Metade dos bebês brasileiros não passa pelo teste do olhinho


O teste do reflexo vermelho, mais conhecido como “teste do olhinho”, é um exame simples, feito com um tipo de lanterna, e que observa a retina, localizada no fundo do olho. O exame pode detectar doenças que podem levar à cegueira se não diagnosticadas e tratadas precocemente, como a catarata infantil, tumores e outras malformações. Apesar disso, apenas 51,1% das crianças com menos de dois anos passaram pelo teste antes de completar um mês de vida, segundo dados da Pesquisa Nacional de Saúde, de 2013.

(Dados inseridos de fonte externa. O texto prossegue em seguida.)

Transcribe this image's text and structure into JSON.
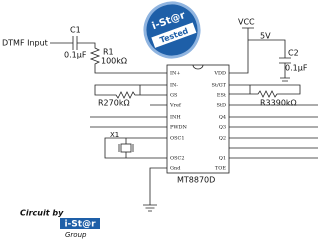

O teste é garantido por todos os planos de saúde desde 2010, entretanto, em alguns estados do país ele não é exigido em hospitais públicos. A falta de prevenção é mais grave nas regiões norte e nordeste do Brasil, onde só 28,9% e 30,4% dos bebês passam pelo exame. Já no sul e sudeste, o teste é realizado em 68,5% e 71,1% das crianças, respectivamente.

O teste do olhinho precisa ser feito logo que o bebê nasce e repetido aos seis meses de idade, em consulta de rotina com o oftalmologista. O exame é rápido e indolor, feito sem a aplicação de qualquer tipo de colírio. A luz é mirada na pupila do bebê a uma distância de 30cm e deve produzir um reflexo vermelho para indicar a visão perfeita. Caso ele seja esbranquiçado ou descontínuo, pode sinalizar doença ocular e o bebê deve ser encaminhado a outros exames com o oftalmologista. Conheça algumas doenças que podem aparecer já na infância:

- Glaucoma: dá sinais como córnea branca e globo ocular protuso e caracteriza-se pelo aumento da pressão intraocular. Um em cada dez mil bebês é portador de glaucoma congênito. O diagnóstico precoce pode impedir a cegueira e o tratamento envolve uso de colírios e cirurgia.

- Retinoblastoma: é um tipo de tumor comum nos bebês e em 40% dos casos é hereditário. Pode ser congênito ou aparecer durante os três primeiros anos de vida, dando sinais como estrabismo e reflexo branco na pupila. Se detectado ainda no início, há grandes chances de cura, com o paciente preservando a visão.

- Estrabismo: caracterizado por olhos desalinhados, atinge de 2 a 5% das crianças. Segundo dados da Sociedade Brasileira de Oftalmologia Pediátrica, até os três meses de idade é normal o bebê desviar os olhos, porque ainda não “aprendeu” a enxergar. Porém, a partir dos seis meses, não deve mais ser um hábito comum. Tratamentos simples como o uso de tampões podem colaborar com a correção do problema.

Os pais devem ficar atentos e exigir o teste do olhinho após o nascimento do bebê. Caso algum sintoma surja nos olhos mesmo após o teste, o médico deve ser consultado imediatamente. Sinais como coçar demais os olhos, vermelhidão e secreção devem ser investigados.